El Serapeo, construido bajo el mandato de Ptolomeo III Evergetes (246-222 a.C.) era un edificio que alojaba a Serapis, divinidad que fundía tradición griega y egipcia. Este templo poseía también una biblioteca abierta al público, más pequeña que la del palacio y donde se albergaban copias y no originales.

La importancia de la Biblioteca de Alejandría derivaba del afán de reunir las obras científicas y literarias más importantes del mundo conocido y preservarlas. Esta iniciativa fue tomada por Demetrio de Falera con el objetivo de proporcionarle trabajo a los sabios que iban al Museo, aunque también había una voluntad de reunir el saber universal, en todas las disciplinas y de todos los pueblos, y conservarlo para las generaciones futuras. Los estudiosos y sabios dedicaron muchísimo tiempo al minucioso trabajo de conservar, clasificar y copiar los libros de la Biblioteca, que llegó a reunir en el siglo III a. C. unos 490.000 libros, llegando a 700.000 en la época de Julio César.

Julio César

La Biblioteca de Alejandría se erigía, pues, como el centro cultural más avanzado de la época, que atraía a sabios, eruditos y científicos. Entre ellos destacan, Arquímedes, científico y matemático; Hiparco de Nicea, que dio a conocer la Trigonometría; Galeno, quien escribió sobre curación y anatomía; el médico Herófilo de Calcedonia, descubridor del sistema nervioso; Erasístrato, pionero de la cirugía; el matemático Apolonio de Perge; el padre de la geometría, Euclides; los astrónomos Hiparco de Bitinia, Aristarco de Samos y Claudio Ptolomeo, y el geógrafo Eratóstenes de Cirene, entre otros muchos. También, fue significativa la labor que llevaron a a cabo los directores de la Biblioteca, los tres primeros fueron Zenódoto de Éfeso, Apolonio de Rodas —autor del poema épico Los Argonautas— y Eratóstenes de Cirene. Destacan también, ya en la primera mitad del siglo II, Aristófanes de Bizancio, excelente lexicógrafo, y Aristarco, ilustre filólogo. A ambos se les atribuye la idea de la elaboración de listados y catálogos de la Biblioteca, debido al gran número de obras que contenía.

Rollo de papiro

Aun con Alejandría bajo la soberanía romana, la Biblioteca siguió atrayendo a estudiosos durante mucho tiempo. Las pérdidas más graves tuvieron lugar en el 272, cuando la ciudad se rebeló bajo el mandato del emperador romano Aurelio, que arrasó la ciudad.  Por otro lado, la biblioteca del Serapeo se destruyó en el 391, por orden del patriarca de Alejandría, Teófilo, durante unas revueltas entre cristianos y paganos. En el año 641, la ciudad cayó bajo la dominación árabe y el califa Omar ordenó destruir todos los libros que contravinieran la religión de Alá, momento en que la Biblioteca de Alejandría vio su fin. No obstante, algunos autores creen que la Biblioteca desapareció progresivamente.

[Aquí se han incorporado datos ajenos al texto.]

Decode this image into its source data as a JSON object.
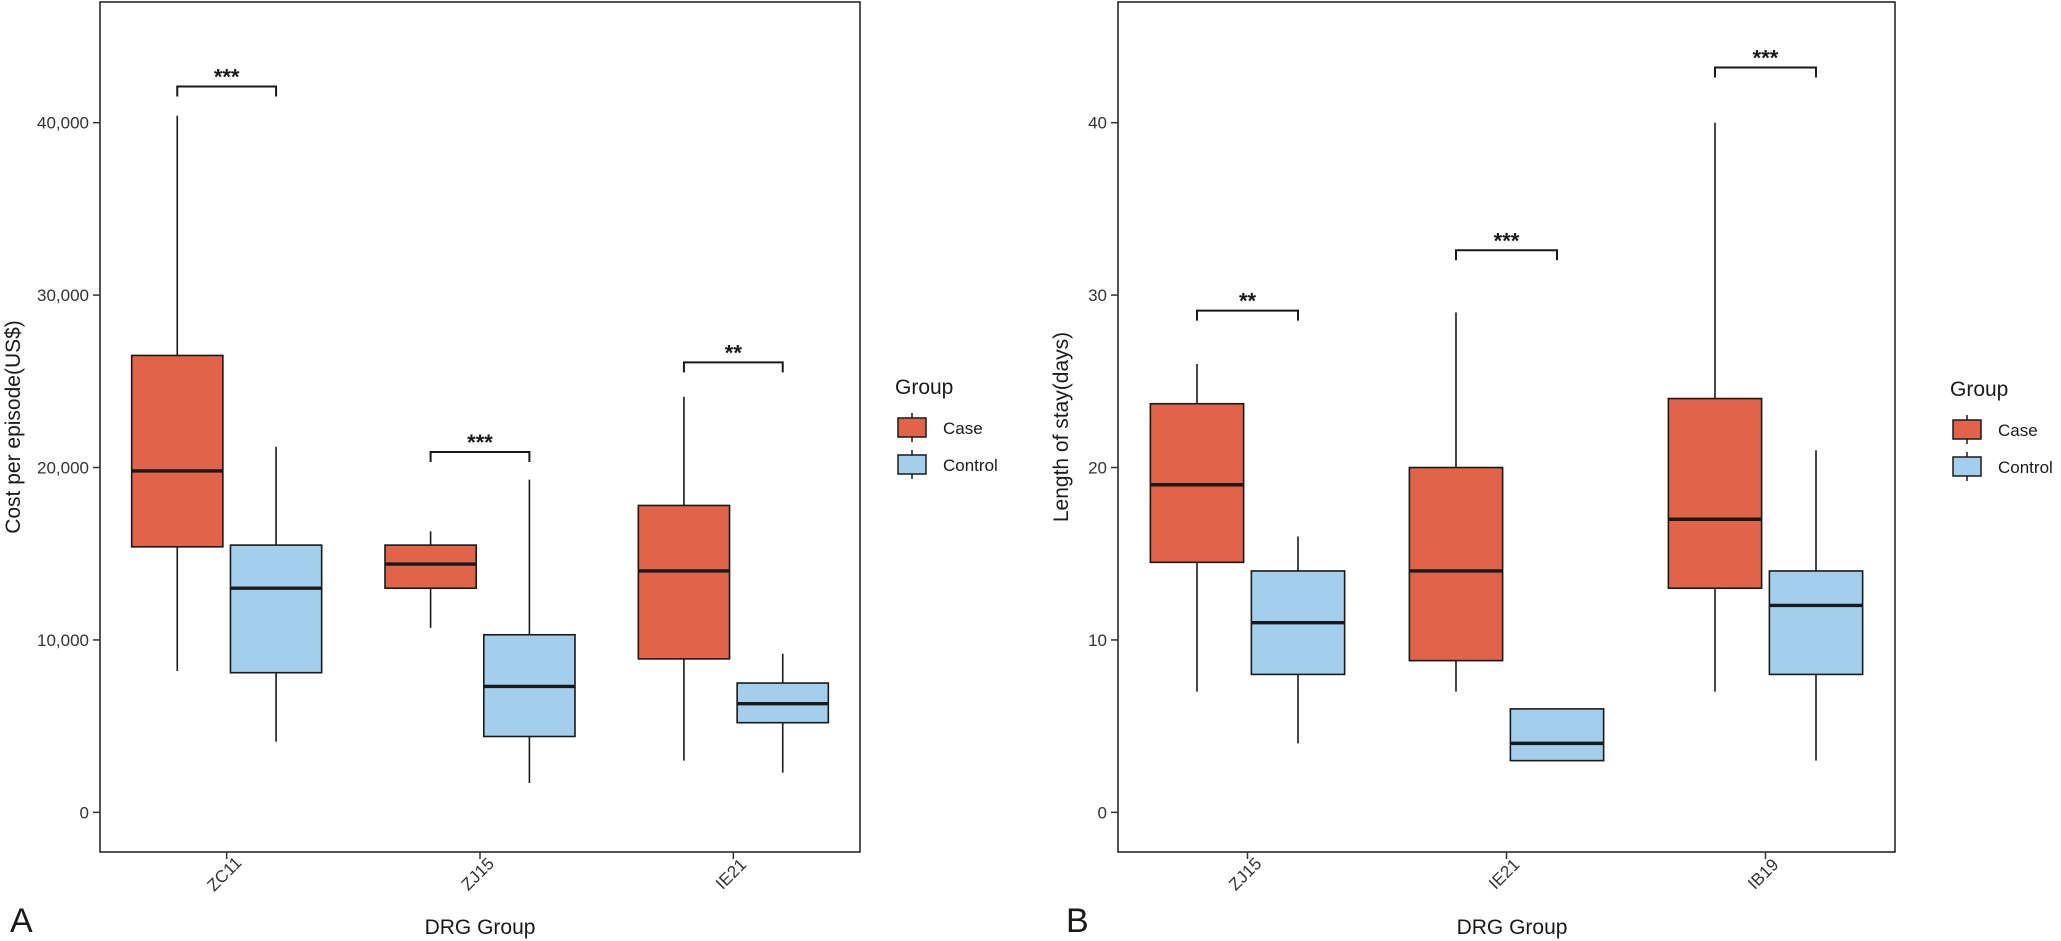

“Las verdaderas razones de la desaparición de la Biblioteca fueron múltiples: las guerras, las invasiones, los saqueos, las conquistas y reconquistas de la ciudad, la degradación del papiro, el fanatismo, la decadencia política, económica y cultural, la dispersión de sus fondos, pero sobre todo la pasividad y la desidia, lo que es mucho menos romántico que el final dramático de un gran incendio convirtiendo en cenizas el esfuerzo humano.” Cecilia Frenández Fernández

Su destrucción supuso uno de los desastres culturales más simbólicos de la historia y una gran pérdida de documentos y libros repletos de conocimiento antiguo.

La Nueva Biblioteca de Alejandría

En el 2002, se abrió la Nueva Biblioteca de Alejandría en la misma ciudad. Este magnífico proyecto promovido por la Universidad de Alejandría en colaboración con el gobierno de Egipto, la Unesco y las Naciones Unidad se ha consolidado dando lugar a una colosal biblioteca de 36.700 metros cuadrados, situada en un edificio cuyo diseño simboliza el sol de Egipto iluminando al mundo y a la civilización, en un intento de crear un summun de conocimiento a disposición del público.